In practice, such vector equations tell us that the given vector \( \mathbf{r} \) can be constructed using the available vectors \( \mathbf{a} \) and \( \mathbf{b} \) by scaling them appropriately, followed by summing them up. Finding the scalars is what solves the equation, showing the weights needed for each vector in the combination.

To solve the vector equation \( \mathbf{r} = k\mathbf{a} + m\mathbf{b} \), you convert it into a system of linear equations. This is done by breaking down the vector equation into its components, leading to equations for each direction (\( \mathbf{i} \) and \( \mathbf{j} \)). Here, this results in two linear equations:

• \(-4k + 2m = 6\) for the \( \mathbf{i} \) component
• \(3k - m = -7\) for the \( \mathbf{j} \) component

These equations collectively form a system of linear equations. The system embodies the requirement that for the vectors combined on the right to equal \( \mathbf{r} \), both\( \mathbf{i} \) and \( \mathbf{j} \) components of the equation need to be satisfied. Solving this system helps in determining the exact values of \( k \) and \( m \).
Systems of linear equations are crucial because they provide a structured approach to finding intersections, alignments, or combinations in linear contexts. With the appropriate algebraic manipulations, you can find solutions that indicate whether a particular vector can be represented by a given set of vectors.

Solving the system of equations derived from the vector equation means finding the values of the scalars \( k \) and \( m \). This involves substitution or elimination methods to simplify the expressions and isolate the variables.
Here, the equation for \( \mathbf{i} \) was solved first to express \( m \) in terms of \( k \), resulting in \( m = 3 + 2k \). This expression was then substituted into the \( \mathbf{j} \) equation. Simplifying this leads to finding \( k = -4 \). Once \( k \) is known, you can substitute back to find \( m = -5 \).
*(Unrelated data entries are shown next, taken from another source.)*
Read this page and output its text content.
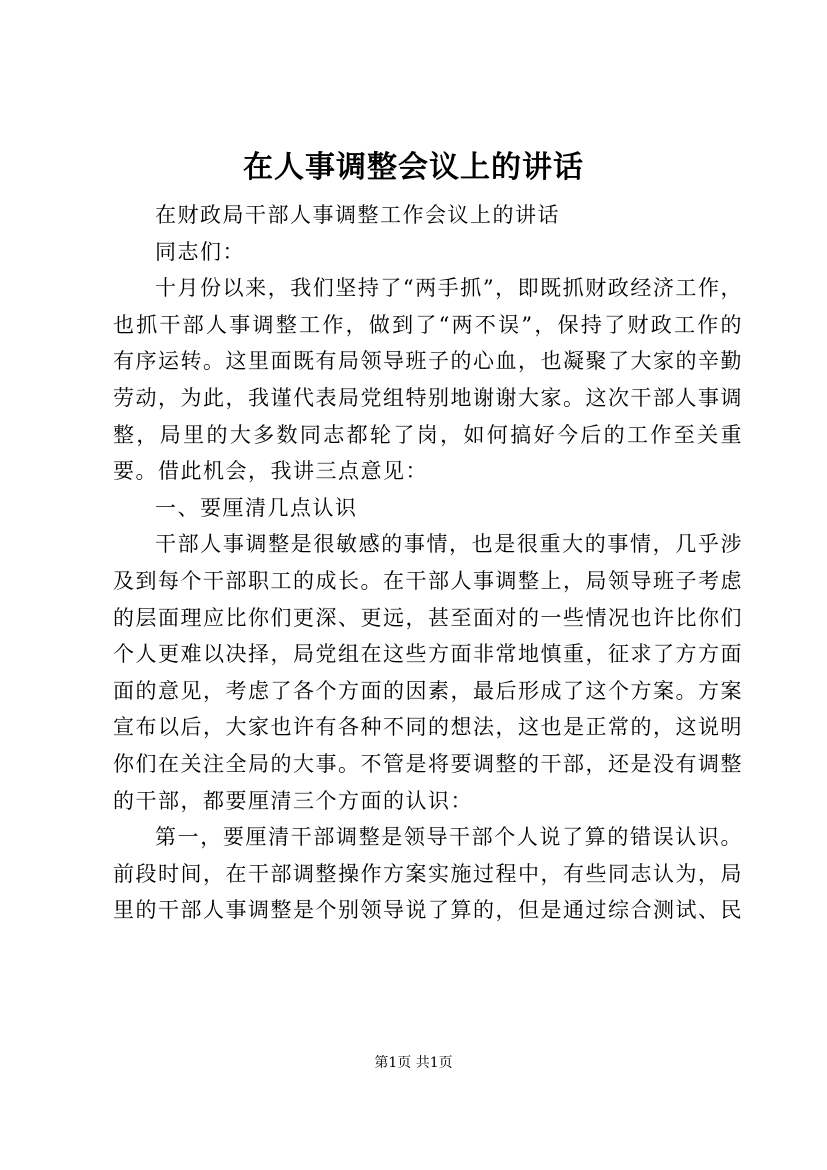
在人事调整会议上的讲话

在财政局干部人事调整工作会议上的讲话

同志们：

十月份以来，我们坚持了“两手抓”，即既抓财政经济工作，也抓干部人事调整工作，做到了“两不误”，保持了财政工作的有序运转。这里面既有局领导班子的心血，也凝聚了大家的辛勤劳动，为此，我谨代表局党组特别地谢谢大家。这次干部人事调整，局里的大多数同志都轮了岗，如何搞好今后的工作至关重要。借此机会，我讲三点意见：

一、要厘清几点认识

干部人事调整是很敏感的事情，也是很重大的事情，几乎涉及到每个干部职工的成长。在干部人事调整上，局领导班子考虑的层面理应比你们更深、更远，甚至面对的一些情况也许比你们个人更难以决择，局党组在这些方面非常地慎重，征求了方方面面的意见，考虑了各个方面的因素，最后形成了这个方案。方案宣布以后，大家也许有各种不同的想法，这也是正常的，这说明你们在关注全局的大事。不管是将要调整的干部，还是没有调整的干部，都要厘清三个方面的认识：

第一，要厘清干部调整是领导干部个人说了算的错误认识。前段时间，在干部调整操作方案实施过程中，有些同志认为，局里的干部人事调整是个别领导说了算的，但是通过综合测试、民

第1页 共1页
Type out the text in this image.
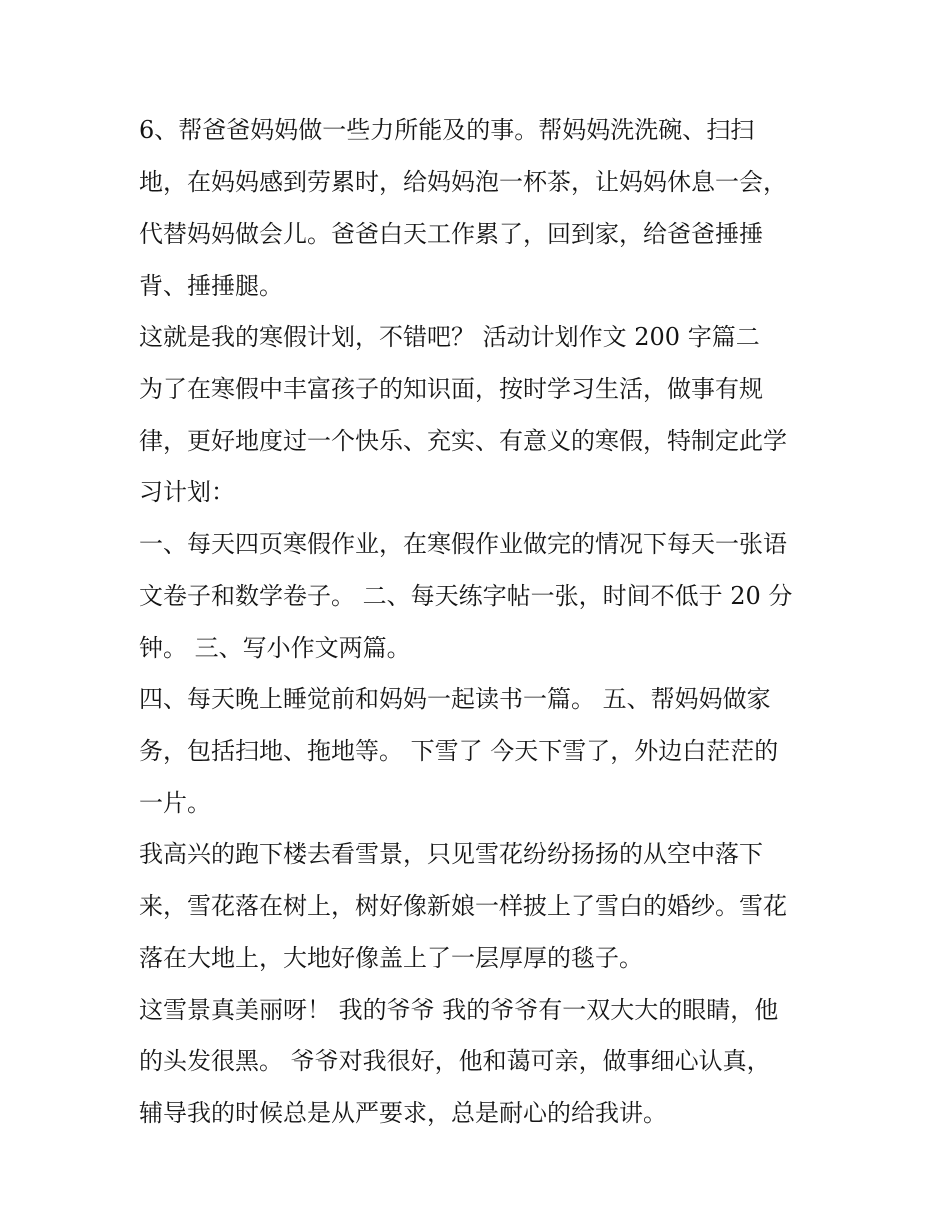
6、帮爸爸妈妈做一些力所能及的事。帮妈妈洗洗碗、扫扫
地，在妈妈感到劳累时，给妈妈泡一杯茶，让妈妈休息一会，
代替妈妈做会儿。爸爸白天工作累了，回到家，给爸爸捶捶
背、捶捶腿。
这就是我的寒假计划，不错吧？ 活动计划作文 200 字篇二
为了在寒假中丰富孩子的知识面，按时学习生活，做事有规
律，更好地度过一个快乐、充实、有意义的寒假，特制定此学
习计划：
一、每天四页寒假作业，在寒假作业做完的情况下每天一张语
文卷子和数学卷子。 二、每天练字帖一张，时间不低于 20 分
钟。 三、写小作文两篇。
四、每天晚上睡觉前和妈妈一起读书一篇。 五、帮妈妈做家
务，包括扫地、拖地等。 下雪了 今天下雪了，外边白茫茫的
一片。
我高兴的跑下楼去看雪景，只见雪花纷纷扬扬的从空中落下
来，雪花落在树上，树好像新娘一样披上了雪白的婚纱。雪花
落在大地上，大地好像盖上了一层厚厚的毯子。
这雪景真美丽呀！ 我的爷爷 我的爷爷有一双大大的眼睛，他
的头发很黑。 爷爷对我很好，他和蔼可亲，做事细心认真，
辅导我的时候总是从严要求，总是耐心的给我讲。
• Substitution Method: You solve one of the equations for one variable and substitute this into the other equation.
• Elimination Method: You eliminate one of the variables by adding or subtracting equations from each other.

These scalars, \( k = -4 \) and \( m = -5 \), provide the correct linear combination of \( \mathbf{a} \) and \( \mathbf{b} \) to obtain \( \mathbf{r} \). Verification is the final step; by substituting the scalars back into the original vector equation, confirming the left-hand side equals \( \mathbf{r} \). This verifies that the scalars found are indeed accurate.